The German Ministry of Finance published a proposal to implement Directive (EU) 2018/843 (fifth Anti-Money Laundering Directive) into German national law. The draft proposes changes when using trusted third parties.
The use of trusted third parties allows obliged entities under German Anti-Money Laundering Act (Geldwäschegesetz – GwG) to outsource certain AML-duties. This includes the identification of a (potential) customer. Two types of third parties can be referred to as trusted: Those that can be trusted by law (e.g. other obliged entities) and those that are trusted by contract (outsourcing providers).
Trusted third parties by law
So far, an obliged entity, according to German Regulator BaFin, could revert to a trusted third party as soon as this party fulfilled all required obligations set out in the applicable (national) law. For example, this meant a German credit institution could use a Dutch credit institution for the identification of Dutch customers which have been KYCed in compliance with Dutch AML regulations. As both Germany and the Netherlands implemented the European Anti-Money Laundering Directive, this has been a most practical approach that simultaneously satisfied the spirit of the directive. At the same time, German law was not entirely circumvented as German customers still needed to be identified by the German credit institution.
The new proposal now requires for obliged entities to make sure its trusted third parties comply with German anti-money laundering regulation as specified in GwG. The aim is to mitigate the risk of regulatory arbitrage used by the obliged entities. Especially with emerging digitalisation of the financial services sector, the German ministry argues that German law can systematically be circumvented.
Should the proposal come into law as is, cross border services will face limitations. A German credit institution would have to ensure that its Dutch counterpart complies with German regulations when identifying a Dutch customer. Considering that a contract is not necessary when relying third party trusted by law, the ministry’s proposal would effectively eliminate the use of this type in cross border services. To ensure this type of compliance a contract is unavoidable.
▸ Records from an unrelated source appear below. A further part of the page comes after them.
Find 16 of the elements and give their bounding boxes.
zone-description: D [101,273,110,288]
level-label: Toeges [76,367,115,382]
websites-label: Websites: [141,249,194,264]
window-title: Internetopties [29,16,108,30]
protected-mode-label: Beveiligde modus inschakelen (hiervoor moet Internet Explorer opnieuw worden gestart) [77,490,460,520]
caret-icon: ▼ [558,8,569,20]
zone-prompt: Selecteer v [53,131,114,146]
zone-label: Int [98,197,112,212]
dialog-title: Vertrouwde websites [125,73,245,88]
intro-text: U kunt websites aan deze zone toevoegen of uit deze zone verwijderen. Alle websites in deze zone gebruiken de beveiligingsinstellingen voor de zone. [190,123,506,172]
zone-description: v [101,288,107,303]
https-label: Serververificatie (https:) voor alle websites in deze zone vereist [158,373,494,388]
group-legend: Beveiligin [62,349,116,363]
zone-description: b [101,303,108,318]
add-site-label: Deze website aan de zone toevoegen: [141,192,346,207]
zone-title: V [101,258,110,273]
German obliged entities are unnecessarily hindered in their cross border services. A simple clarification in the GwG that a domestic customer needs to be identified by rules governed by domestic regulations would have sufficed.
Recourse to prior identification
Under BaFin’s general regulatory practice it used to be possible, under certain conditions, to recourse to a completed identification by a third party. A new identification was not necessary, but existing data could be recycled. This possibility is now to be implemented from practice into law.
A third party can, according to the ministry’s proposal, use existing customer data in the case the original purpose to collect the data was itself an identification. Further criteria implements BaFin’s regulatory practice:
1.The identification was part of the onboarding process of the third party.
2.The identification was not conducted under simplified customer due diligence rules.
3.The identification took place within less than the past 24 months.
4.There are no external circumstances for the obliged entity to doubt the authenticity of the data.
5.The identification document used in the process is still valid.
The obliged entity has to perform a plausibility check. According to the current wording, the 24 months-period cannot be extended by a simple update of the customer data. An equal treating would however be appreciated by the market. Thus BaFin’s current regulatory practice uses the date of the collection of the respective data as the relevant point of reference. An extension to allow the same procedure for third parties trusted by contract is not planned.
The German Ministry of Finance performed only a two-week consultation process for its proposal. Any changes on the legislative procedure remain to be seen.